Causes of Malnutrition

Malnutrition is a condition in which the body does not get the required amount of nutrients, leading to an imbalance in the body's cells and organs. There are many different causes of malnutrition, and each one can result in a different set of symptoms. Here are five of the most common causes of malnutrition:

1) Lack of food: This is probably the most common cause of malnutrition, and it results from not getting enough calories or nutrients from food. People who are malnourished may be too thin or have a poor appetite, and their bodies may not be able to absorb the nutrients they do get.

2) Inadequate intake of specific nutrients: Certain vitamins and minerals can help to keep your body healthy, but if you don't get enough of them, your body will struggle to function properly.

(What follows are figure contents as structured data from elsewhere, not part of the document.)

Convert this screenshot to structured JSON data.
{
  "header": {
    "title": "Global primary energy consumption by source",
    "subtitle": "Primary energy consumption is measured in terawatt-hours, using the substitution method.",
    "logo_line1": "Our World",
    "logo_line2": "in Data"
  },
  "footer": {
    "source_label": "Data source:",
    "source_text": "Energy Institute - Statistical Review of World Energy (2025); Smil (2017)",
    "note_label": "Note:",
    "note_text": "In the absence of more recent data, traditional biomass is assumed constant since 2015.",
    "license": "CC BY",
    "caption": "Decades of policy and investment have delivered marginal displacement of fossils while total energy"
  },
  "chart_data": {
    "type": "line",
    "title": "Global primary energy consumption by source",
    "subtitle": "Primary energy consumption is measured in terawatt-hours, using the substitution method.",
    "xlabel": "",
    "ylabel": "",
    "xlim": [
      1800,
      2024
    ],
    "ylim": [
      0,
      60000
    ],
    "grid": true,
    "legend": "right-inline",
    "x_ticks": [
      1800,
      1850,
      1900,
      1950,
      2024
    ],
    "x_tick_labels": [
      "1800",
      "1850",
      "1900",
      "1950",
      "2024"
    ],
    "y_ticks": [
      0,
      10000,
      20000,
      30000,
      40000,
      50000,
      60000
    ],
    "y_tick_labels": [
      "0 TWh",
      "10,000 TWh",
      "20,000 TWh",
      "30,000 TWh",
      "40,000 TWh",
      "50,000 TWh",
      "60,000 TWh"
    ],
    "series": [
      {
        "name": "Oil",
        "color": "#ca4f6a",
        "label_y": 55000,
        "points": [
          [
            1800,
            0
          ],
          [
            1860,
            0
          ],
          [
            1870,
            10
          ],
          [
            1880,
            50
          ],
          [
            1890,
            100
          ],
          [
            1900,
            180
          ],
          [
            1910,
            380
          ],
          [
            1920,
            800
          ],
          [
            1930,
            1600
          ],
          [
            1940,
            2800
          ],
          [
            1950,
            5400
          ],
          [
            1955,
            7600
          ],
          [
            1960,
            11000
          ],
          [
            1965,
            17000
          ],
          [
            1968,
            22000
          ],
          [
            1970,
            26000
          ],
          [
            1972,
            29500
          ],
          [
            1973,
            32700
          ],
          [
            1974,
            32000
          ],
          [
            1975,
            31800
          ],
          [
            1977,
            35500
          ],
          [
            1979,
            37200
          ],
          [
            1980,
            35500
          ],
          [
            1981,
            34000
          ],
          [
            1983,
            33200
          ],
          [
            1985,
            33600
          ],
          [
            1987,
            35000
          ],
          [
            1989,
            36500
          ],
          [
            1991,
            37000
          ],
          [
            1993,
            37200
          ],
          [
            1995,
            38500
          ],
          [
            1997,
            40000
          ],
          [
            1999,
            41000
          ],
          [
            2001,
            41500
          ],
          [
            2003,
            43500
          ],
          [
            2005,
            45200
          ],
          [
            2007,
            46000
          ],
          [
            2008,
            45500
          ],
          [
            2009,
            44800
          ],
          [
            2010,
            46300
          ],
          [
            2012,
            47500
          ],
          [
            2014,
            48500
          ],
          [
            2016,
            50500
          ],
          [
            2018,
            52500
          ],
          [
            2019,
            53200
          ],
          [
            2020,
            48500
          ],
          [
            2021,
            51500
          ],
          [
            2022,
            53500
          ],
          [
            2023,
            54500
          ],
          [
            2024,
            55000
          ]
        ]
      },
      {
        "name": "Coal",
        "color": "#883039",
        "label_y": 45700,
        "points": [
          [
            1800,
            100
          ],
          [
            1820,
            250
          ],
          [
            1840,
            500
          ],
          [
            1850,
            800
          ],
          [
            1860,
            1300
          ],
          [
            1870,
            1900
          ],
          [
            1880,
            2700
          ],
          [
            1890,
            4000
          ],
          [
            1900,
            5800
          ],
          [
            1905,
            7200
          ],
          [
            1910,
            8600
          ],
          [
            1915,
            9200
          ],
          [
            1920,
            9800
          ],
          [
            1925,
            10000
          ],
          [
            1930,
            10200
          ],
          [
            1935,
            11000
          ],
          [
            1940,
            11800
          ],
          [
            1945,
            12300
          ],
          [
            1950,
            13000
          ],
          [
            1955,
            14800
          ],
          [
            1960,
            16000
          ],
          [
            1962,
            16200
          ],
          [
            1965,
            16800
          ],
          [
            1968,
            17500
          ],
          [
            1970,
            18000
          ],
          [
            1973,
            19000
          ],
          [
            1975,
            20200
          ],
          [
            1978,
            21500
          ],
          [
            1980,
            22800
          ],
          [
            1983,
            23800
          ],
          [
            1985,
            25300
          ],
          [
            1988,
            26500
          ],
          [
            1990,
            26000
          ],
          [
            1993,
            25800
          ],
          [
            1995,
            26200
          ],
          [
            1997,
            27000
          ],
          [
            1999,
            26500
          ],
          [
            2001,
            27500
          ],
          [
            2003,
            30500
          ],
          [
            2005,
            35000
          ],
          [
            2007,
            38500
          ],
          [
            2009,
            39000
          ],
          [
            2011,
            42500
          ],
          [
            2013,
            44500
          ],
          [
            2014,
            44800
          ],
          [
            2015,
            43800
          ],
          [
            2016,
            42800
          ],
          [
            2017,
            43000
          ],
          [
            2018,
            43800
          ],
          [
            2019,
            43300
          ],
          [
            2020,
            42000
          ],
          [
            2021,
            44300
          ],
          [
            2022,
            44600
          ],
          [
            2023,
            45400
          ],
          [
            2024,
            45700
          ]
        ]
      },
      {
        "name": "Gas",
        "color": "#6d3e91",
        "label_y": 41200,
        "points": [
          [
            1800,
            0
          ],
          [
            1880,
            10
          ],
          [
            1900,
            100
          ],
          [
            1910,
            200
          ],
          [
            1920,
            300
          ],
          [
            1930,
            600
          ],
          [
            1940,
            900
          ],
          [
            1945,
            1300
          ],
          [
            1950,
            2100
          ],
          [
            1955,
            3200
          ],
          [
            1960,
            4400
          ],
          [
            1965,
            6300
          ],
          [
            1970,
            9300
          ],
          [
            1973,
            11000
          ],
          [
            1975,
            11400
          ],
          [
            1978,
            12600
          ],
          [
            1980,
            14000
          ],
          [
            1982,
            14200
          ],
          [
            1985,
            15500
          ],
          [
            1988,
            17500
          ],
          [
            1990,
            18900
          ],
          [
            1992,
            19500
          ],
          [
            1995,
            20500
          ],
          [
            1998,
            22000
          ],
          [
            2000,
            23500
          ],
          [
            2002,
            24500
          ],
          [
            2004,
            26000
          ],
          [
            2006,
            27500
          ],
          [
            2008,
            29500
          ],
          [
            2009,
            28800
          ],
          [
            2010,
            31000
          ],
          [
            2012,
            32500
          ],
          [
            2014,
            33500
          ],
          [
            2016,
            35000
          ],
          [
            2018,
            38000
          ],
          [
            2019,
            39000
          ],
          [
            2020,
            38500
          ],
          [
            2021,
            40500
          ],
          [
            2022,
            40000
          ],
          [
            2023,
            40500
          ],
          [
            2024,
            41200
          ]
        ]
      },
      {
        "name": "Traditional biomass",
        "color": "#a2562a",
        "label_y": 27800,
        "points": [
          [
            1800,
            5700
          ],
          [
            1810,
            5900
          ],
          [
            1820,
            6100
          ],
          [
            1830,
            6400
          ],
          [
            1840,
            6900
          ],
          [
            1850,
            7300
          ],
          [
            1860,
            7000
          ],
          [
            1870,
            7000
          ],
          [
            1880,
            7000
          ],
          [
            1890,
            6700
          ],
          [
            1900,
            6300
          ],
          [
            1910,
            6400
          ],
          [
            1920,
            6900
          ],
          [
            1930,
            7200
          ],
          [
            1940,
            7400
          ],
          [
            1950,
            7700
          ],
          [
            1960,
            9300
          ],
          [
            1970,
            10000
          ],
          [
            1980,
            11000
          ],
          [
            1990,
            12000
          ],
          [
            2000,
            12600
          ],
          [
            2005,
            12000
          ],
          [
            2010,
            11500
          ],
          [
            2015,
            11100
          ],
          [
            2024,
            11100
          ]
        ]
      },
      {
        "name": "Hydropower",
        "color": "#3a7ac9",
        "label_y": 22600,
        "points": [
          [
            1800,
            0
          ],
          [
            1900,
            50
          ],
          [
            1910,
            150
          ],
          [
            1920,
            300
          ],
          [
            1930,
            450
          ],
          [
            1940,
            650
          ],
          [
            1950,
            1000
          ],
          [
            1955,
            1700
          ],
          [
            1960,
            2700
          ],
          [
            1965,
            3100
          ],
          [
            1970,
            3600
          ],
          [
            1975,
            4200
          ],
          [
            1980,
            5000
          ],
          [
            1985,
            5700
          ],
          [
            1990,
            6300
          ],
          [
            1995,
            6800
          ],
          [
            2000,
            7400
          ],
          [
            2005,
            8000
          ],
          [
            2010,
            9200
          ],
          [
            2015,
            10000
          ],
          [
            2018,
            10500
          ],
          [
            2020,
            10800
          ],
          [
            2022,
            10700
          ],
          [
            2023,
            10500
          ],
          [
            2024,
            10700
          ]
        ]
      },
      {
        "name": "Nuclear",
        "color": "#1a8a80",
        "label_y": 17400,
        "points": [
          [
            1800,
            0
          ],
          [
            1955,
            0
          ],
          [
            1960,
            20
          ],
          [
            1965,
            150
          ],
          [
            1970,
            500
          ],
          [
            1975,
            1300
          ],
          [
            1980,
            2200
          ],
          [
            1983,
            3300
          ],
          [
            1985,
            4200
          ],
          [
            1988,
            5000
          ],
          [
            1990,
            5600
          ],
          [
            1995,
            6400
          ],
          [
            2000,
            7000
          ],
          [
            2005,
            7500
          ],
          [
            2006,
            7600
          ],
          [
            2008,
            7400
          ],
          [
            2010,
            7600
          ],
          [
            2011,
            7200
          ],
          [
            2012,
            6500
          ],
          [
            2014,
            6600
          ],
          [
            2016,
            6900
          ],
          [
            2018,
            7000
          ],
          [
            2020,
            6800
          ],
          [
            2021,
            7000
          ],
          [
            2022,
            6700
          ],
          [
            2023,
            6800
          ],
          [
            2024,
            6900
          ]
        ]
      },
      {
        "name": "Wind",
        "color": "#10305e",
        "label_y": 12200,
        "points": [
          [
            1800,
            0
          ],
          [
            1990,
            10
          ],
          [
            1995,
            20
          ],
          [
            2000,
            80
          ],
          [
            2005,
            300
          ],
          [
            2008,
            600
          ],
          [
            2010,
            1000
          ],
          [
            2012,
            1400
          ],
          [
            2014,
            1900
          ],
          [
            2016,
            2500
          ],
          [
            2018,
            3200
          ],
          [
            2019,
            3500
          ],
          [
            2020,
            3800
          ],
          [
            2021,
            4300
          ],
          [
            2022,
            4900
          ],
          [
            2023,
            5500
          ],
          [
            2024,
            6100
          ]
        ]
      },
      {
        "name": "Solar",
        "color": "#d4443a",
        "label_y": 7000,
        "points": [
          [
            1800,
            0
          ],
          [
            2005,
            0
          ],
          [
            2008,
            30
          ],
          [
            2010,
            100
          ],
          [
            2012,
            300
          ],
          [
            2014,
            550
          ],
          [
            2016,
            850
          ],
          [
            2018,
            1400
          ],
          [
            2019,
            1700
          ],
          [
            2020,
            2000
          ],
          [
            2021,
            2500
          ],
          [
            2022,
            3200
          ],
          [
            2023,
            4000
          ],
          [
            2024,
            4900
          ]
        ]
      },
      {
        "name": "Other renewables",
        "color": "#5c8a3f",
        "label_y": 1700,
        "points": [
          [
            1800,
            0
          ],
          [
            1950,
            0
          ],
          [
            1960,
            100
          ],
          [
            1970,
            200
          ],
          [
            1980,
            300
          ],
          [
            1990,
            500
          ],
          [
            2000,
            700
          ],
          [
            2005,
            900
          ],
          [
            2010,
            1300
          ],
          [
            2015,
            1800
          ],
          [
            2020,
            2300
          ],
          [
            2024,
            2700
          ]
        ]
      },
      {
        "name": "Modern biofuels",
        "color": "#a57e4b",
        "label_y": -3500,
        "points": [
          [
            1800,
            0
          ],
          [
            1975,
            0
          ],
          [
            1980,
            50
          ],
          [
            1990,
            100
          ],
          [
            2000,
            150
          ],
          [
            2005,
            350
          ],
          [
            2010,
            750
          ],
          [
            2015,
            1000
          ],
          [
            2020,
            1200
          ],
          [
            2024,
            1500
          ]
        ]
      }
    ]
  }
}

For example, someone who is malnourished may have low levels of vitamin A or iron, which can lead to problems like anemia or fatigue.

3) Poor food quality: Not all food is created equal - some foods are more nutritious than others. If you don't eat enough good-quality protein, for example, your body won't be able to build muscle or recover from workouts efficiently.

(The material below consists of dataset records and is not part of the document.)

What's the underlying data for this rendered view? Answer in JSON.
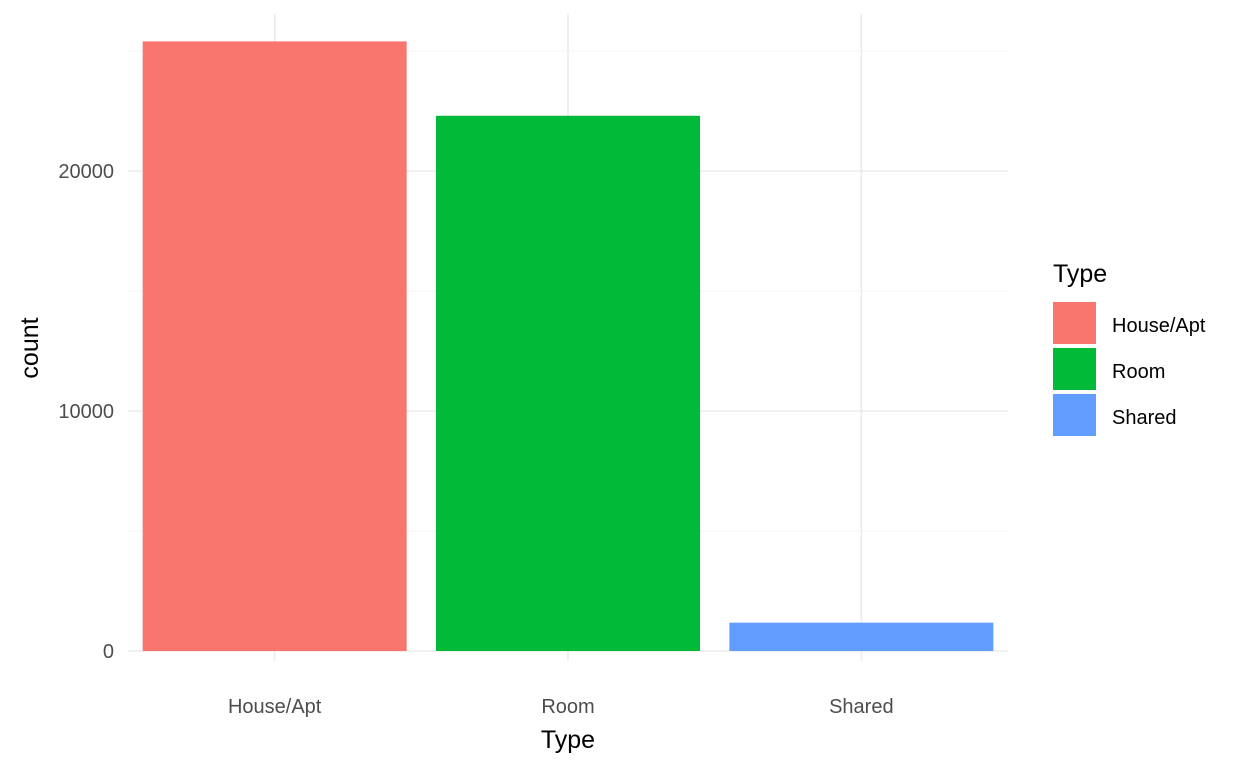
{
  "chart_data": {
    "type": "bar",
    "categories": [
      "House/Apt",
      "Room",
      "Shared"
    ],
    "values": [
      25400,
      22300,
      1180
    ],
    "colors": [
      "#F8766D",
      "#00BA38",
      "#619CFF"
    ],
    "title": "",
    "xlabel": "Type",
    "ylabel": "count",
    "ylim": [
      0,
      26500
    ],
    "yticks": [
      0,
      10000,
      20000
    ],
    "ytick_labels": [
      "0",
      "10000",
      "20000"
    ],
    "grid": true,
    "legend": {
      "title": "Type",
      "placement": "right",
      "entries": [
        "House/Apt",
        "Room",
        "Shared"
      ]
    }
  }
}
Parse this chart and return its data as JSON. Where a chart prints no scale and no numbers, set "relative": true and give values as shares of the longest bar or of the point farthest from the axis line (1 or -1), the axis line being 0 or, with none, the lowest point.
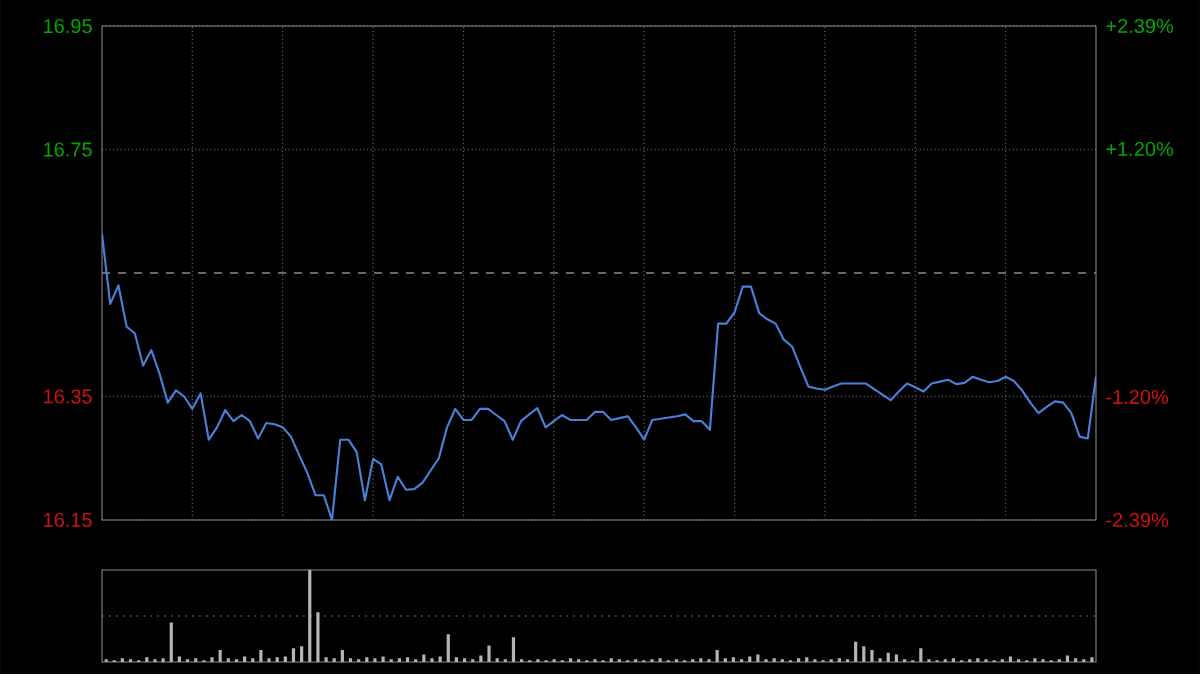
{
  "chart_data": [
    {
      "type": "line",
      "ylim": [
        16.15,
        16.95
      ],
      "y2lim": [
        -2.39,
        2.39
      ],
      "categories": [
        null,
        null,
        null,
        null,
        null,
        null,
        null,
        null,
        null,
        null,
        null,
        null,
        null,
        null,
        null,
        null,
        null,
        null,
        null,
        null,
        null,
        null,
        null,
        null,
        null,
        null,
        null,
        null,
        null,
        null,
        null,
        null,
        null,
        null,
        null,
        null,
        null,
        null,
        null,
        null,
        null,
        null,
        null,
        null,
        null,
        null,
        null,
        null,
        null,
        null,
        null,
        null,
        null,
        null,
        null,
        null,
        null,
        null,
        null,
        null,
        null,
        null,
        null,
        null,
        null,
        null,
        null,
        null,
        null,
        null,
        null,
        null,
        null,
        null,
        null,
        null,
        null,
        null,
        null,
        null,
        null,
        null,
        null,
        null,
        null,
        null,
        null,
        null,
        null,
        null,
        null,
        null,
        null,
        null,
        null,
        null,
        null,
        null,
        null,
        null,
        null,
        null,
        null,
        null,
        null,
        null,
        null,
        null,
        null,
        null,
        null,
        null,
        null,
        null,
        null,
        null,
        null,
        null,
        null,
        null,
        null,
        null
      ],
      "yticks": [
        16.15,
        16.35,
        16.75,
        16.95
      ],
      "y2ticks": [
        {
          "value": -2.39,
          "label": "-2.39%"
        },
        {
          "value": -1.2,
          "label": "-1.20%"
        },
        {
          "value": 1.2,
          "label": "+1.20%"
        },
        {
          "value": 2.39,
          "label": "+2.39%"
        }
      ],
      "tick_labels": "y",
      "grid": true,
      "ref_lines": [
        {
          "axis": "y",
          "value": 16.55,
          "color": "#8a8a8a",
          "line_style": "dashed"
        }
      ],
      "series": [
        {
          "color": "#4a80d8",
          "values": [
            16.613,
            16.5,
            16.53,
            16.463,
            16.452,
            16.4,
            16.425,
            16.387,
            16.34,
            16.36,
            16.35,
            16.33,
            16.355,
            16.28,
            16.3,
            16.328,
            16.31,
            16.32,
            16.31,
            16.282,
            16.307,
            16.305,
            16.3,
            16.285,
            16.255,
            16.226,
            16.19,
            16.19,
            16.15,
            16.28,
            16.28,
            16.26,
            16.182,
            16.249,
            16.24,
            16.182,
            16.22,
            16.199,
            16.2,
            16.21,
            16.23,
            16.25,
            16.3,
            16.33,
            16.312,
            16.312,
            16.33,
            16.33,
            16.32,
            16.31,
            16.28,
            16.31,
            16.321,
            16.331,
            16.3,
            16.31,
            16.32,
            16.312,
            16.312,
            16.312,
            16.325,
            16.325,
            16.312,
            16.315,
            16.318,
            16.3,
            16.28,
            16.312,
            16.314,
            16.316,
            16.318,
            16.321,
            16.31,
            16.31,
            16.296,
            16.468,
            16.468,
            16.486,
            16.528,
            16.528,
            16.485,
            16.475,
            16.468,
            16.442,
            16.431,
            16.398,
            16.366,
            16.363,
            16.361,
            16.366,
            16.371,
            16.371,
            16.371,
            16.371,
            16.362,
            16.353,
            16.344,
            16.358,
            16.371,
            16.365,
            16.358,
            16.371,
            16.374,
            16.377,
            16.37,
            16.372,
            16.382,
            16.377,
            16.373,
            16.375,
            16.382,
            16.375,
            16.36,
            16.34,
            16.323,
            16.333,
            16.342,
            16.34,
            16.323,
            16.285,
            16.282,
            16.382
          ]
        }
      ]
    },
    {
      "type": "bar",
      "relative": true,
      "tick_labels": false,
      "ref_lines": [
        {
          "axis": "y",
          "value": 0.5,
          "color": "#5a5a5a",
          "line_style": "dotted"
        }
      ],
      "categories": [
        null,
        null,
        null,
        null,
        null,
        null,
        null,
        null,
        null,
        null,
        null,
        null,
        null,
        null,
        null,
        null,
        null,
        null,
        null,
        null,
        null,
        null,
        null,
        null,
        null,
        null,
        null,
        null,
        null,
        null,
        null,
        null,
        null,
        null,
        null,
        null,
        null,
        null,
        null,
        null,
        null,
        null,
        null,
        null,
        null,
        null,
        null,
        null,
        null,
        null,
        null,
        null,
        null,
        null,
        null,
        null,
        null,
        null,
        null,
        null,
        null,
        null,
        null,
        null,
        null,
        null,
        null,
        null,
        null,
        null,
        null,
        null,
        null,
        null,
        null,
        null,
        null,
        null,
        null,
        null,
        null,
        null,
        null,
        null,
        null,
        null,
        null,
        null,
        null,
        null,
        null,
        null,
        null,
        null,
        null,
        null,
        null,
        null,
        null,
        null,
        null,
        null,
        null,
        null,
        null,
        null,
        null,
        null,
        null,
        null,
        null,
        null,
        null,
        null,
        null,
        null,
        null,
        null,
        null,
        null,
        null,
        null
      ],
      "color": "#b4b4b4",
      "values": [
        0.03,
        0.02,
        0.04,
        0.03,
        0.02,
        0.05,
        0.03,
        0.04,
        0.43,
        0.06,
        0.03,
        0.04,
        0.02,
        0.05,
        0.13,
        0.04,
        0.03,
        0.06,
        0.04,
        0.13,
        0.04,
        0.05,
        0.06,
        0.15,
        0.17,
        1.0,
        0.54,
        0.05,
        0.04,
        0.13,
        0.04,
        0.03,
        0.05,
        0.04,
        0.06,
        0.03,
        0.04,
        0.05,
        0.03,
        0.08,
        0.04,
        0.06,
        0.3,
        0.05,
        0.04,
        0.03,
        0.07,
        0.18,
        0.04,
        0.03,
        0.27,
        0.03,
        0.02,
        0.03,
        0.02,
        0.03,
        0.02,
        0.04,
        0.03,
        0.02,
        0.03,
        0.02,
        0.04,
        0.03,
        0.02,
        0.03,
        0.02,
        0.03,
        0.04,
        0.02,
        0.03,
        0.02,
        0.03,
        0.04,
        0.03,
        0.13,
        0.04,
        0.05,
        0.03,
        0.06,
        0.08,
        0.03,
        0.04,
        0.03,
        0.02,
        0.04,
        0.05,
        0.03,
        0.02,
        0.03,
        0.04,
        0.03,
        0.22,
        0.17,
        0.13,
        0.04,
        0.1,
        0.08,
        0.03,
        0.02,
        0.15,
        0.03,
        0.02,
        0.03,
        0.04,
        0.02,
        0.03,
        0.04,
        0.03,
        0.02,
        0.03,
        0.06,
        0.03,
        0.02,
        0.04,
        0.03,
        0.02,
        0.03,
        0.07,
        0.04,
        0.03,
        0.05
      ]
    }
  ]
}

4) Disease: Some diseases, like celiac disease or Crohn's disease, can lead to malnutrition because they restrict the amount of food a person can eat.

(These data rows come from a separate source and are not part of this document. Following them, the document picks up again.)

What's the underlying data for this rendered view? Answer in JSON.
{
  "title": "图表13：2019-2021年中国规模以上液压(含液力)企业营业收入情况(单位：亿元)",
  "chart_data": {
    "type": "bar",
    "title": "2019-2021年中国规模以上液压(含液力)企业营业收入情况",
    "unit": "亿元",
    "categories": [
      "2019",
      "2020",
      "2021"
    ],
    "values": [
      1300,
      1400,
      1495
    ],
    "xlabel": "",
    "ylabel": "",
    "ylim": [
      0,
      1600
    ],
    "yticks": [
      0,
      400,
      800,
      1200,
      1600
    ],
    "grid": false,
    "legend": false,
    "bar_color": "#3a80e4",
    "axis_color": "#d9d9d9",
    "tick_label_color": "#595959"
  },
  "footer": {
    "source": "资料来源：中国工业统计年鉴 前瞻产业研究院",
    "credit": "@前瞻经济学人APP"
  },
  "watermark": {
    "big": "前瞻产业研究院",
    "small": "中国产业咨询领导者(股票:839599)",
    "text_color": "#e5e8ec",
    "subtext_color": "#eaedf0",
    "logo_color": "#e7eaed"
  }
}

5) Illness: Many types of infections can cause severe malnutrition, including malaria, typhoid fever, and tuberculosis.

Symptoms of Malnutrition

There are many symptoms of malnutrition, and some people may not have any symptoms at all. The severity of the symptoms might range from minor to fatal. Some common symptoms of malnutrition are:

~Eating less than the recommended amount of food

~Lack of energy

~Poor circulation

~Weight loss

~Dry skin

~Thin hair

~Yellowing of the eyes and skin

~Loss of bone density

Treatment of Malnutrition

Malnutrition is a problem that can occur when the body doesn't get the right amount of nutrients. It can be caused by a lack of food, water, or disease. There are several ways to treat malnutrition, but it usually requires professional help.

Prevention of Malnutrition

Malnutrition is a global public health problem that affects one in every eight people. It is caused by inadequate intake of essential nutrients, which can lead to poor growth, development, and health. Malnutrition can also cause chronic diseases such as tuberculosis and HIV. In addition, malnutrition increases the risk of dying from various causes.

The World Health Organization (WHO) defines malnutrition as a disorder of energy balance caused by insufficient intake of food or inadequate absorption of nutrients. It can be classified according to the cause: metabolic, infectious, and environmental.

Metabolic malnutrition is the most common form and is caused by problems with the body's ability to extract nutrients from food or to use them properly. These problems can be due to genetic, environmental, or lifestyle factors. Examples include an inability to digest food properly, a lack of access to safe water or sanitation facilities, and a low income.

Infectious malnutrition occurs when someone is unable to fight off infection due to a lack of immunity or infection-causing bacteria in the gut. This can lead to serious complications such as diarrhea, vomiting, and fever. Environmental exposures, such as exposure to toxic chemicals or extreme weather conditions, can also cause infectious malnutrition.

Not Medical Advice. Seek Professional Help!